Things We Learned from ReSwift

Arif Fikri
iOS Developer

ReSwift is a framework to help developers make the application state manageable. ReSwift is a representative of Redux in the Swift world.

How is it done? By splitting up app components so that they communicate with each other in a single direction. Introducing a unidirectional flow of how the state changes and having it in a single place makes components do not need to keep track of state in the form of variables, which reduces complexity and bugs due to concurrent changes.

The framework has helped our engineers orchestrate the app components and debug issues. But to our experience, there are multiple ways one can abuse it. And we would love to share our experience in approaching it. In particular, the anti-patterns we encountered and gave us trouble down the line.

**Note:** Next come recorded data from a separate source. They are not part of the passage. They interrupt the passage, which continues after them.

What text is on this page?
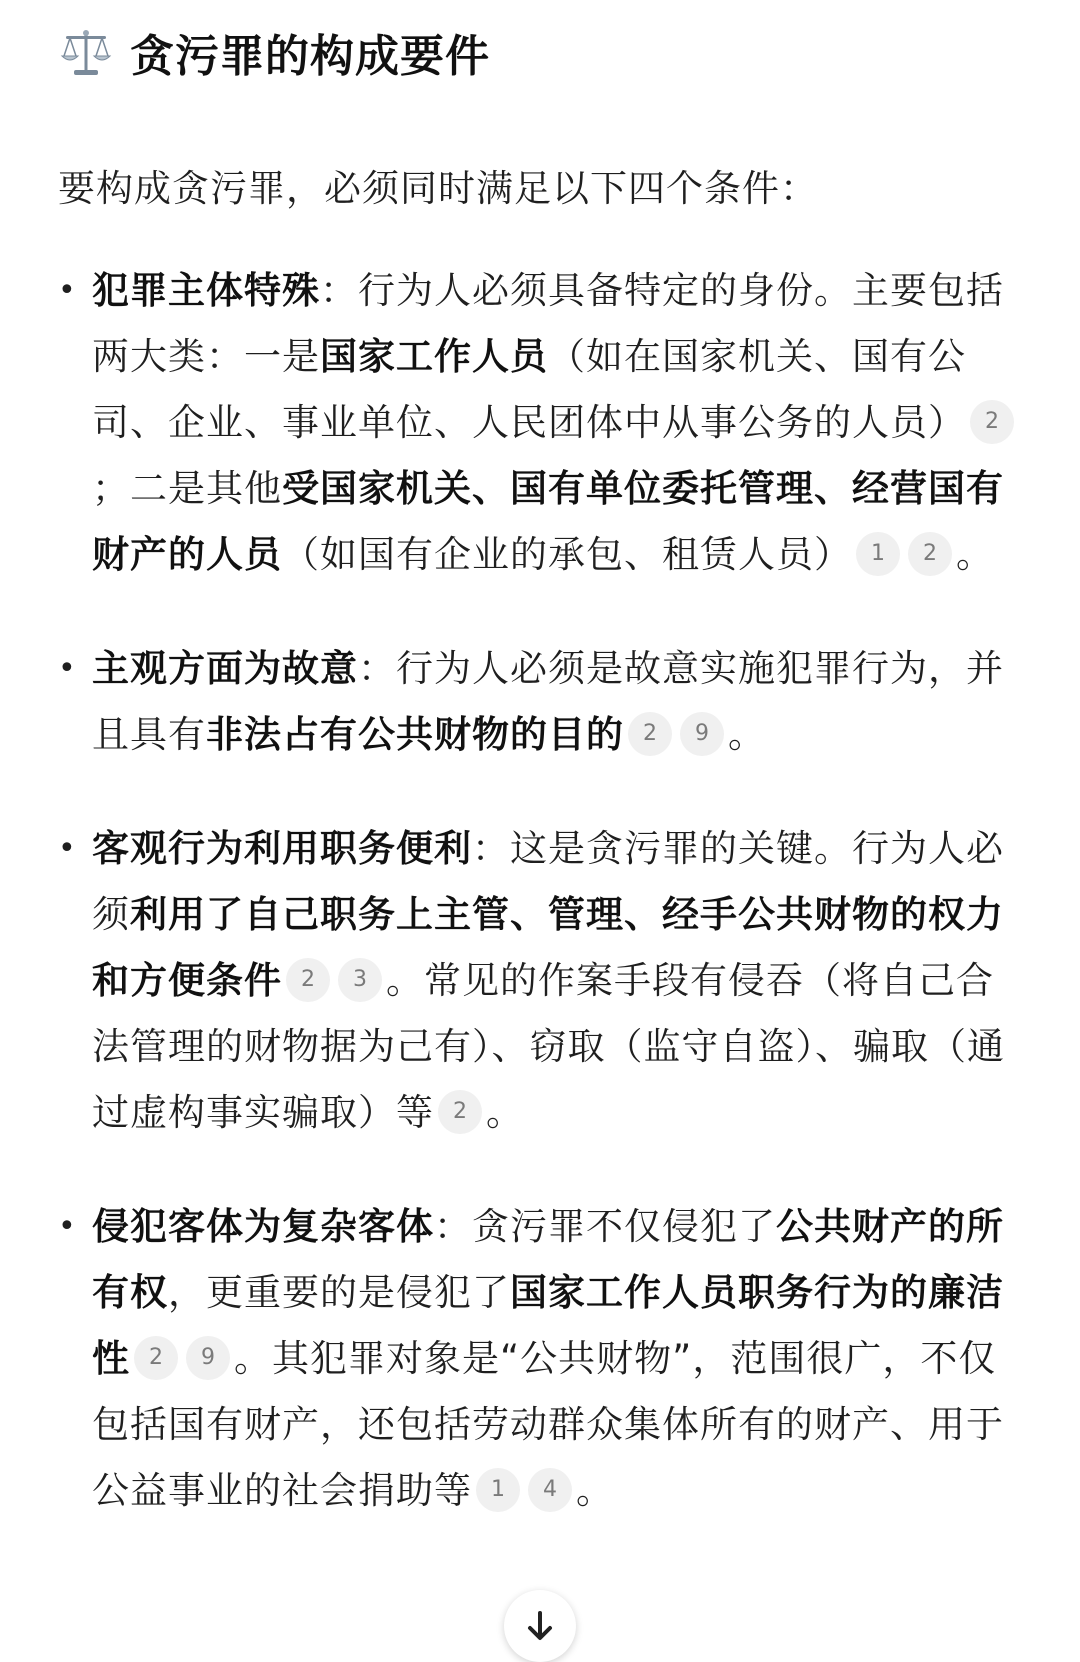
贪污罪的构成要件
要构成贪污罪，必须同时满足以下四个条件：
• 犯罪主体特殊：行为人必须具备特定的身份。主要包括两大类：一是国家工作人员（如在国家机关、国有公司、企业、事业单位、人民团体中从事公务的人员） 2；二是其他受国家机关、国有单位委托管理、经营国有财产的人员（如国有企业的承包、租赁人员） 1 2 。
• 主观方面为故意：行为人必须是故意实施犯罪行为，并且具有非法占有公共财物的目的 2 9 。
• 客观行为利用职务便利：这是贪污罪的关键。行为人必须利用了自己职务上主管、管理、经手公共财物的权力和方便条件 2 3 。常见的作案手段有侵吞（将自己合法管理的财物据为己有）、窃取（监守自盗）、骗取（通过虚构事实骗取）等 2 。
• 侵犯客体为复杂客体：贪污罪不仅侵犯了公共财产的所有权，更重要的是侵犯了国家工作人员职务行为的廉洁性 2 9 。其犯罪对象是“公共财物”，范围很广，不仅包括国有财产，还包括劳动群众集体所有的财产、用于公益事业的社会捐助等 1 4 。
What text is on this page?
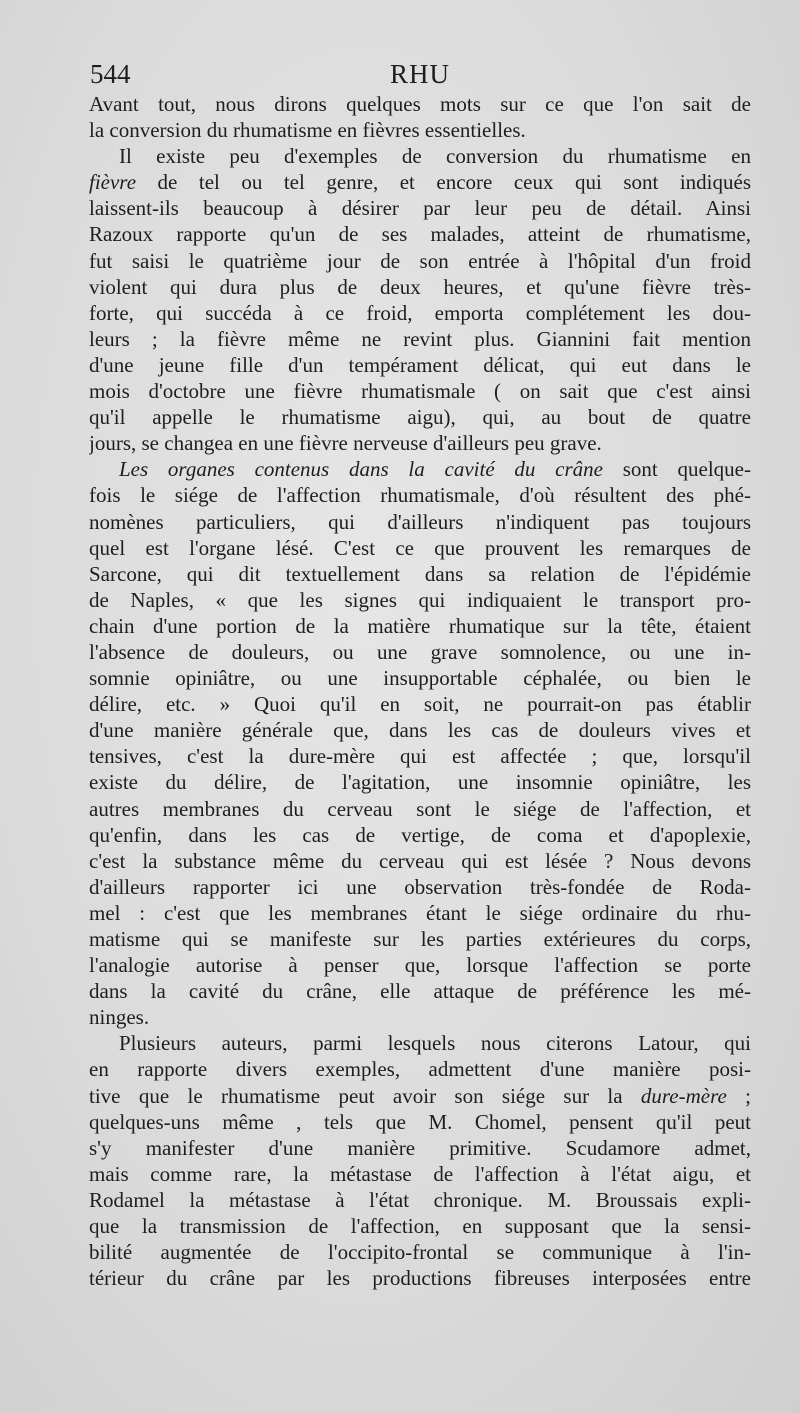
544	RHU
Avant tout, nous dirons quelques mots sur ce que l'on sait de
la conversion du rhumatisme en fièvres essentielles.
Il existe peu d'exemples de conversion du rhumatisme en
fièvre de tel ou tel genre, et encore ceux qui sont indiqués
laissent-ils beaucoup à désirer par leur peu de détail. Ainsi
Razoux rapporte qu'un de ses malades, atteint de rhumatisme,
fut saisi le quatrième jour de son entrée à l'hôpital d'un froid
violent qui dura plus de deux heures, et qu'une fièvre très-
forte, qui succéda à ce froid, emporta complétement les dou-
leurs ; la fièvre même ne revint plus. Giannini fait mention
d'une jeune fille d'un tempérament délicat, qui eut dans le
mois d'octobre une fièvre rhumatismale ( on sait que c'est ainsi
qu'il appelle le rhumatisme aigu), qui, au bout de quatre
jours, se changea en une fièvre nerveuse d'ailleurs peu grave.
Les organes contenus dans la cavité du crâne sont quelque-
fois le siége de l'affection rhumatismale, d'où résultent des phé-
nomènes particuliers, qui d'ailleurs n'indiquent pas toujours
quel est l'organe lésé. C'est ce que prouvent les remarques de
Sarcone, qui dit textuellement dans sa relation de l'épidémie
de Naples, « que les signes qui indiquaient le transport pro-
chain d'une portion de la matière rhumatique sur la tête, étaient
l'absence de douleurs, ou une grave somnolence, ou une in-
somnie opiniâtre, ou une insupportable céphalée, ou bien le
délire, etc. » Quoi qu'il en soit, ne pourrait-on pas établir
d'une manière générale que, dans les cas de douleurs vives et
tensives, c'est la dure-mère qui est affectée ; que, lorsqu'il
existe du délire, de l'agitation, une insomnie opiniâtre, les
autres membranes du cerveau sont le siége de l'affection, et
qu'enfin, dans les cas de vertige, de coma et d'apoplexie,
c'est la substance même du cerveau qui est lésée ? Nous devons
d'ailleurs rapporter ici une observation très-fondée de Roda-
mel : c'est que les membranes étant le siége ordinaire du rhu-
matisme qui se manifeste sur les parties extérieures du corps,
l'analogie autorise à penser que, lorsque l'affection se porte
dans la cavité du crâne, elle attaque de préférence les mé-
ninges.
Plusieurs auteurs, parmi lesquels nous citerons Latour, qui
en rapporte divers exemples, admettent d'une manière posi-
tive que le rhumatisme peut avoir son siége sur la dure-mère ;
quelques-uns même , tels que M. Chomel, pensent qu'il peut
s'y manifester d'une manière primitive. Scudamore admet,
mais comme rare, la métastase de l'affection à l'état aigu, et
Rodamel la métastase à l'état chronique. M. Broussais expli-
que la transmission de l'affection, en supposant que la sensi-
bilité augmentée de l'occipito-frontal se communique à l'in-
térieur du crâne par les productions fibreuses interposées entre
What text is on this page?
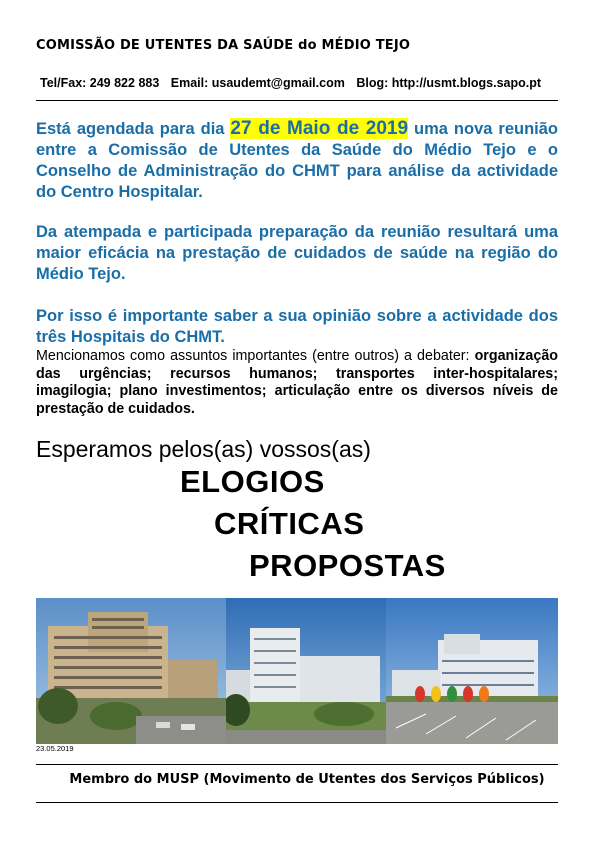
COMISSÃO DE UTENTES DA SAÚDE do MÉDIO TEJO
Tel/Fax: 249 822 883 Email: usaudemt@gmail.com Blog: http://usmt.blogs.sapo.pt
Está agendada para dia 27 de Maio de 2019 uma nova reunião entre a Comissão de Utentes da Saúde do Médio Tejo e o Conselho de Administração do CHMT para análise da actividade do Centro Hospitalar.
Da atempada e participada preparação da reunião resultará uma maior eficácia na prestação de cuidados de saúde na região do Médio Tejo.
Por isso é importante saber a sua opinião sobre a actividade dos três Hospitais do CHMT.
Mencionamos como assuntos importantes (entre outros) a debater: organização das urgências; recursos humanos; transportes inter-hospitalares; imagilogia; plano investimentos; articulação entre os diversos níveis de prestação de cuidados.
Esperamos pelos(as) vossos(as)
ELOGIOS
CRÍTICAS
PROPOSTAS
23.05.2019
Membro do MUSP (Movimento de Utentes dos Serviços Públicos)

Accessing the State Directly

ReSwift encourages you to embrace the unidirectional data flow. This means the view layer is notified every time there is a state change so it can react accordingly. Here is one example where we have done it wrong:

AppState.swift

struct AppState {
    let counter: Int
}

CounterViewController.swift

func displayCounter() {
    let currentCount = appStore.state.counter
    // …display the count
}

The ReSwift documentation explains that a new state is passed by the Store to its subscribers whenever available, this is where we can adjust our view to reflect the latest changes. Accessing the state directly breaks this pattern, because we should let ReSwift orchestrate the changes required.

Here is a better way to read the value of the property in the state.

AppState.swift

struct AppState {
    let counter: Int
}

CounterViewController.swift

func newState(state: AppState) {
    updateCounter(count: state.counter)
}

func updateCounter(count: Int) {
  // ...display the count
}

By only accessing the state in the newState(state:) call we ensure to always be reading up-to-date values. As the result of that, all our controllers will update their views upon any state change.

Using actions as a way to show another View Controller

This happened quite unnoticed and we did not realise it would have been a problem at first.

MainViewController.swift

store.dispatch(MenuOpenAction())

MenuViewController.swift

newState(state: AppState) {
    switch state.lastAction {
        case is MenuOpenAction:
            openMenu()
    }
}

The snippet above demonstrates that the MenuOpenAction dispatch is used to trigger the openMenu method in MenuViewController.swift. There is no relationship with the app state at all. There are two ways to make this better. 1) To use another approach such as delegate method 2) Introduce a property to store the state of the menu.

MainViewController.swift

store.dispatch(MenuAction(isOpen: true))

MenuViewController.swift

newState(state: AppState) {
    if state.menuState.isOpen != isCurrentMenuOpen {
        openMenu(state.menuState.isOpen)
    }
}

This way we are using the action to acknowledge the menu state change, then reading the isOpen property to invoke code that reflects the change.

Storing UI components in AppState

There were also moments when we used app state to store UI components. This is, without a doubt, a big mistake. UI components like UILabel, UITextView, or UIButton are not state, therefore not something we should consider to be part of state.

AppState.swift

struct AppState {
    var playPauseButton: UIButton
}

PlayerViewController.swift

func changePlayerButton() {
    appState.playPauseButton.image = UIImage(named: "pause.png")
}

The reason we ended up with this is that we were using the availability of the app state to access and modify the button anywhere, without needing direct access to the UIViewController where the button was. However this is incorrect. The button is a UI component, it may not exist at some moment in the app lifecycle, such that, it might be hidden, or the view controller might have been dismissed from the stack. At this point, the property would be a nil pointer.

AppState.swift

struct AppState {
    enum ButtonState {
        case play
        case pause
        case stop
    }
    var playButtonState: ButtonState
}

PlayerViewController.swift

func newState(state: AppState)
    if state.playButtonState == pause {
        playPauseButton.image = UIImage(named: pause.png)
    }
}

Conclusion

We have been using the library for almost 2 years now, there are mix opinions by the team around it. As in any framework that exists, there is no single solution that is a perfect fit for your project. If your team is also considering it, there are many concerns to have a look on to make sure you make the most out of the framework.